ANNA MADE THE MISTAKE of meeting Edith for a coffee after German class. It was often a mistake to meet Edith for coffee because Edith didn’t drink coffee, she drank bourbon, and drinking bourbon always agitated her. Anna met her on the south end of the Bahnhofstrasse at Café Münz, a bar and lounge near the Zürich branch of the Swiss National Bank. It was the SNB that housed the Nazis’ gold during and after World War II. For her entire first year in Switzerland, Anna was haunted by the notion that cached beneath the streets down which she strode, bankers—the alleged gnomes of Zürich—trolled the subterranean vaults grubbing the treasures of long-dead Jews. She implicated Bruno retroactively until he finally forbade her from ever bringing the subject up again.

 

Anna ordered a café crème and Edith, being contrary even to herself, ordered a beer. Anna raised an eyebrow and Edith waved her off. “Niklas is teaching me beer,” she said as if beer were a school subject like algebra or civics. “I still don’t like it. But for him, I’ll try anything.” Edith winked. Anna understood that anything meant more than beer. Anna didn’t want to talk about lovers. She didn’t really want to talk at all. But there were empty hours to fill and if she wasn’t spending them with Archie or Karl, then she needed to spend them with someone, and Mary was busy that day. Take one lover, you may as well take twenty, Anna thought. They’re like salty snacks. You can’t stop at one.

 

Edith yammered on with her typical self-centeredness, hopping from subject to subject like a frog leaping from one lily pad to the next. She spoke first of Niklas, then Otto, then the twins, then the trip they were planning to Ticino, then of a ball gown she recently bought. Anna hadn’t known she was going to a ball. “I’m not,” Edith said. “The dress was too gorgeous to deny myself. I’ll wear it one of these days.” Anna finished her coffee then asked for another. She had little to add and she wouldn’t even offer that until or unless she was asked.

 

Edith moved from beer to wine. They weren’t alone in the café. Behind them, a couple enjoyed a late lunch. There was a tall, gaunt man in a business suit standing at the bar, smoking and drinking a beer.
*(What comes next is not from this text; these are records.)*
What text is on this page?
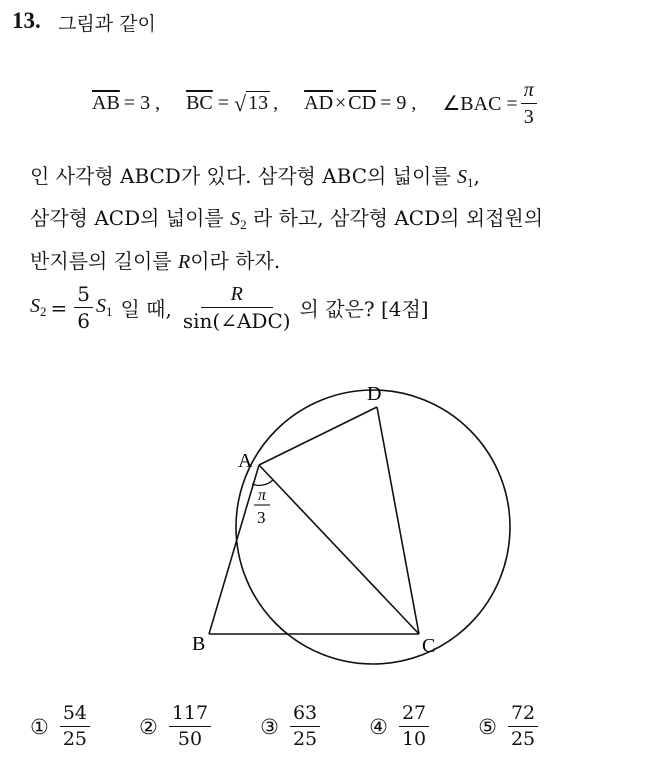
13. 그림과 같이
$\overline{AB} = 3$ , $\overline{BC}$ = √ 13 , $\overline{AD} \times \overline{CD} = 9$ , ∠BAC = $\frac{\pi}{3}$
인 사각형 ABCD가 있다. 삼각형 ABC의 넓이를 $S_1$,
삼각형 ACD의 넓이를 $S_2$ 라 하고, 삼각형 ACD의 외접원의
반지름의 길이를 R이라 하자.
$S_2 = \frac{5}{6} S_1$ 일 때, $\frac{R}{\text{sin(∠ADC)}}$ 의 값은? [4점]
A
B	C
D
π
3
① $\frac{54}{25}$ ② $\frac{117}{50}$ ③ $\frac{63}{25}$ ④ $\frac{27}{10}$ ⑤ $\frac{72}{25}$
Sitting by the window nearest the street, a young woman with a nose ring and thick blond hair pulled back in a low ponytail was pushing the last few salad leaves around on her plate and flipping absentmindedly through a magazine.

 

Anna was staring at the girl with the ponytail when Edith did something Anna wasn’t sure she’d ever done before. “All right, Anna. You’re distracted. You’re barely here. What’s going on?” Edith had never shown Anna any real concern, and Anna was thrown off guard. “Is there something you want to talk about?”

 

Anna didn’t know what to say. She stared at the empty plastic pot of cream on her saucer and the small spoon next to it as if they might get up and walk around. “Edith, what does Otto do at the bank?”

 

Edith blinked. “That’s what’s been bothering you?”

 

Anna shrugged. “Maybe. Kind of.”

 

Edith swilled her wine and blew out a hard sigh. “I don’t know. Count money? Why are you asking?”

 

“I mean specifically. What does he do specifically?”

 

“Do you know what Bruno does?”

 

“No, I don’t.” Anna shook her head. Her voice got low and sober. “Edith, we should know what they do, I think.” In all those years, Anna had never asked Bruno to explain. He fiddled with other people’s money, that’s what he did. And that’s all that Anna knew. “We should care about our husbands enough to know what they do.” Anna took a slow, deliberate sip from the coffee cup and with an equal measure of reflection, set it back down.

 

“Anna, you’ve lost a screw. I don’t see what the problem is.” Edith didn’t. The conversation flummoxed her. “The only thing we need to know is this: they bring home a paycheck.” Edith swigged her drink. “They take care of us. Does anything beyond that matter?”